Microsoft’s Azure offers a great deal of features and capabilities. One of them is Cognitive Services, where users can access a variety of APIs to help mimic a human response. Some features include converting text to spoken speech, speech to text, and even the equivalent human understanding of a spoken phrase. These services are divided into 4 major categories, as seen below.

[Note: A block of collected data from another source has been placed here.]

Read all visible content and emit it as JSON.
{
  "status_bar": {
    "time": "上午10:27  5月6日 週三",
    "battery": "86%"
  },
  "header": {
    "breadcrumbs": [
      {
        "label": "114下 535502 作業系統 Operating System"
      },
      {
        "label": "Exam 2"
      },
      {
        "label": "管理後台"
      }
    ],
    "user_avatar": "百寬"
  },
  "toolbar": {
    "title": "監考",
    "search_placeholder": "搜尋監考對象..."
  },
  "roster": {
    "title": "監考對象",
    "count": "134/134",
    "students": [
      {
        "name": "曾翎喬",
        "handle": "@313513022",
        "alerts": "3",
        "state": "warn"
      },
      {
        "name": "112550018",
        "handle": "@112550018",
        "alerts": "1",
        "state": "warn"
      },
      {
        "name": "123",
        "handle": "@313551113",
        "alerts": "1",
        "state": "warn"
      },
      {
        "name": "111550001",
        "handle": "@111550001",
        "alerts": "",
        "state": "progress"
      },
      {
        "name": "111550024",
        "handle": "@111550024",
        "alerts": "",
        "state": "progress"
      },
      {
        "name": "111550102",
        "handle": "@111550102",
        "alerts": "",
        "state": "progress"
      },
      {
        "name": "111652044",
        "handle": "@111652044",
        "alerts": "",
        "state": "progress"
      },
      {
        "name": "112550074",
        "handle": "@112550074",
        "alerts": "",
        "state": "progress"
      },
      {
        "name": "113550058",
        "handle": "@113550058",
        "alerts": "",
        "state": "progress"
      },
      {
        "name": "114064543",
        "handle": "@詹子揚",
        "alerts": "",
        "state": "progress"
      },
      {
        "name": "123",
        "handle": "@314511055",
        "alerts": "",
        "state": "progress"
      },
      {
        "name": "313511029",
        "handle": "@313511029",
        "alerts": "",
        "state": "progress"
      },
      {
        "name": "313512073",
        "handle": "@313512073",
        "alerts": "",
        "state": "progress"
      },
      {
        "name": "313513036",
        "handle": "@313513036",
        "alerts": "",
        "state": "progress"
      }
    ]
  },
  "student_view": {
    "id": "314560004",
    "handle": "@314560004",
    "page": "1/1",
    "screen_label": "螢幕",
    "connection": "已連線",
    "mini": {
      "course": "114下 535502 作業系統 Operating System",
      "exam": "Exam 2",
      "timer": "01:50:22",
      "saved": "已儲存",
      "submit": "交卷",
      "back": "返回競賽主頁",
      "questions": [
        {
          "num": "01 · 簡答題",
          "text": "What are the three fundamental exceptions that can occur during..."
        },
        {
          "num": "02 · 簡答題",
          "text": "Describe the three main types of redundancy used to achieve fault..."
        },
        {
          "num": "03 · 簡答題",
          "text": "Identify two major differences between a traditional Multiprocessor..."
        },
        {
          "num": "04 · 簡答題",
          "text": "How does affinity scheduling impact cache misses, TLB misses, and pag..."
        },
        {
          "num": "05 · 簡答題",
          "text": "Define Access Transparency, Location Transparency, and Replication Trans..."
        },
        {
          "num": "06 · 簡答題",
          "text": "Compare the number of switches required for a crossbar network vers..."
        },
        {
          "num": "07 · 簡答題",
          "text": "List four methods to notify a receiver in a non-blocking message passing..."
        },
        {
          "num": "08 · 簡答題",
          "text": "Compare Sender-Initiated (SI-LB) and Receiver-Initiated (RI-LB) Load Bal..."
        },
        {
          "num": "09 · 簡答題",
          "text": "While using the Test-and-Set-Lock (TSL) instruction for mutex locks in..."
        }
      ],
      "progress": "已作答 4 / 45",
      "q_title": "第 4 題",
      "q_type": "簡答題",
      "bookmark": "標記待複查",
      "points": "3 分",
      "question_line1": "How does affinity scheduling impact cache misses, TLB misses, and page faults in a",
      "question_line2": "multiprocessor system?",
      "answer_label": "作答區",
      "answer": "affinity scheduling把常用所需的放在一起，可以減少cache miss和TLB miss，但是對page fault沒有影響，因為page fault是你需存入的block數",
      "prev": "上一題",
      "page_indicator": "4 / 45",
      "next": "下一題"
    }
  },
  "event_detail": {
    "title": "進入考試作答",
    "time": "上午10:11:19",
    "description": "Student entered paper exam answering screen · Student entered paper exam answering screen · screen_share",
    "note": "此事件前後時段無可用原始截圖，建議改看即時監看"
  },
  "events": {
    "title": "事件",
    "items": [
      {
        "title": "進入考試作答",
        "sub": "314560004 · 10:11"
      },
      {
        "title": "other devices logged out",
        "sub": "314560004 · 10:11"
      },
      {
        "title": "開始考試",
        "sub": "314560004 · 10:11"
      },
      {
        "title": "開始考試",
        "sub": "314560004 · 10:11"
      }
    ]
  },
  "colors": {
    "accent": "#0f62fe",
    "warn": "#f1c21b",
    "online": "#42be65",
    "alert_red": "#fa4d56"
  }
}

Please note “Computer Vision” and “Custom Vision” sound very similar but their capabilities are different, as outlined in the “Vision” section below.
Decision
- Anomaly Detector: Identify potential problems in time series data.
- Content Moderator: Detect potentially offensive or unwanted content.

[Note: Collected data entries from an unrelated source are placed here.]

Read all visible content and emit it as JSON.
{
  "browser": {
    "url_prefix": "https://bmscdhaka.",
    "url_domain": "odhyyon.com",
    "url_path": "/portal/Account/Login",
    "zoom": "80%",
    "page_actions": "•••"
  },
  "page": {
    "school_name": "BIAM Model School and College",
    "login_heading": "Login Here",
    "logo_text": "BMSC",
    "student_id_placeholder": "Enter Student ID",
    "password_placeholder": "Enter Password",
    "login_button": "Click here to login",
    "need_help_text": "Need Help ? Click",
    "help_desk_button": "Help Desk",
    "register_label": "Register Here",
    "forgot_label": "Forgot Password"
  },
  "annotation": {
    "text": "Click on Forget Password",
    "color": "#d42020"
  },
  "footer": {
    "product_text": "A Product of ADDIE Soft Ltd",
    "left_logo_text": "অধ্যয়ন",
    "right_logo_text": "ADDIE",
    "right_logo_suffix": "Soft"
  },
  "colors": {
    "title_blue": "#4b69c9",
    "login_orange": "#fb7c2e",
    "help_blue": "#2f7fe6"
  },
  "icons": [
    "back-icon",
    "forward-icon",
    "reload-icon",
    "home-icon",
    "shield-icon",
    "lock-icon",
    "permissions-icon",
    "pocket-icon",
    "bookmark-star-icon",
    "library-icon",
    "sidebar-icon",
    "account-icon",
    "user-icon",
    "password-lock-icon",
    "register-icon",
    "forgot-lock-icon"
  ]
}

- Personalizer: Create rich, personalized experiences for every user.
Language
- LUIS (Language Understanding Intelligent Service)
- QnA Maker: Create a conversational question and answer layer over your data.

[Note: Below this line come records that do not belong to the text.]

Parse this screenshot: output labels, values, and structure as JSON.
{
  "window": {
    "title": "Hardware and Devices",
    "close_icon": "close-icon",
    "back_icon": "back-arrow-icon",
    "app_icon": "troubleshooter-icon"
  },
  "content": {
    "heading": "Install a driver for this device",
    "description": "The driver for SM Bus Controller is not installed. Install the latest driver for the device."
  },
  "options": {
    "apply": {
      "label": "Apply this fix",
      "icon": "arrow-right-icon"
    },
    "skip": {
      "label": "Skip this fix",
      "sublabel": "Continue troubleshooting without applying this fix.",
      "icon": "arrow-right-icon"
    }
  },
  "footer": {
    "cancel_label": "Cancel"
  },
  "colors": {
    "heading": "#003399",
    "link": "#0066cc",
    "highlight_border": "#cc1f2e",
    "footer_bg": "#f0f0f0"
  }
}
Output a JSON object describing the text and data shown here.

- Text Analytics: Detect sentiment, key phrases, and named entities.
- Translator: Detect and translate more than 90 supported languages.
Speech
- Speech to Text: Transcribe audible speech into readable, searchable text.
- Text to Speech: Convert text to lifelike speech for more natural interfaces.
- Speech Translation: Integrate real-time speech translation into your apps.
- Speaker Recognition: Identify and verify the people speaking based on audio.
Vision
- Computer Vision: Analyze content in images.
- OCR: Optical Character Recognition
- Image Analysis: extracts visual features from images (objects, faces, adult content
- Spatial Analysis: Analyzes the presence and movement of people on a video feed and produces events that other systems can respond to.
- Custom Vision: Customize image recognition to fit your business needs.
- Image Classification: applies label(s) to an image
- Object Detection: returns coordinates in image where applied label(s) can be found.
Note: Model can be exported for use: https://docs.microsoft.com/en-us/azure/cognitive-services/custom-vision-service/export-your-model
- Face: Detect and identify people and emotions in images.
- Video Indexer: Analyze the visual and audio channels of a video, and index its content.
- Form Recognizer: Extract text, key-value pairs and tables from documents.
- Ink Recognizer: Recognize digital ink and handwriting, and pinpoint common shapes.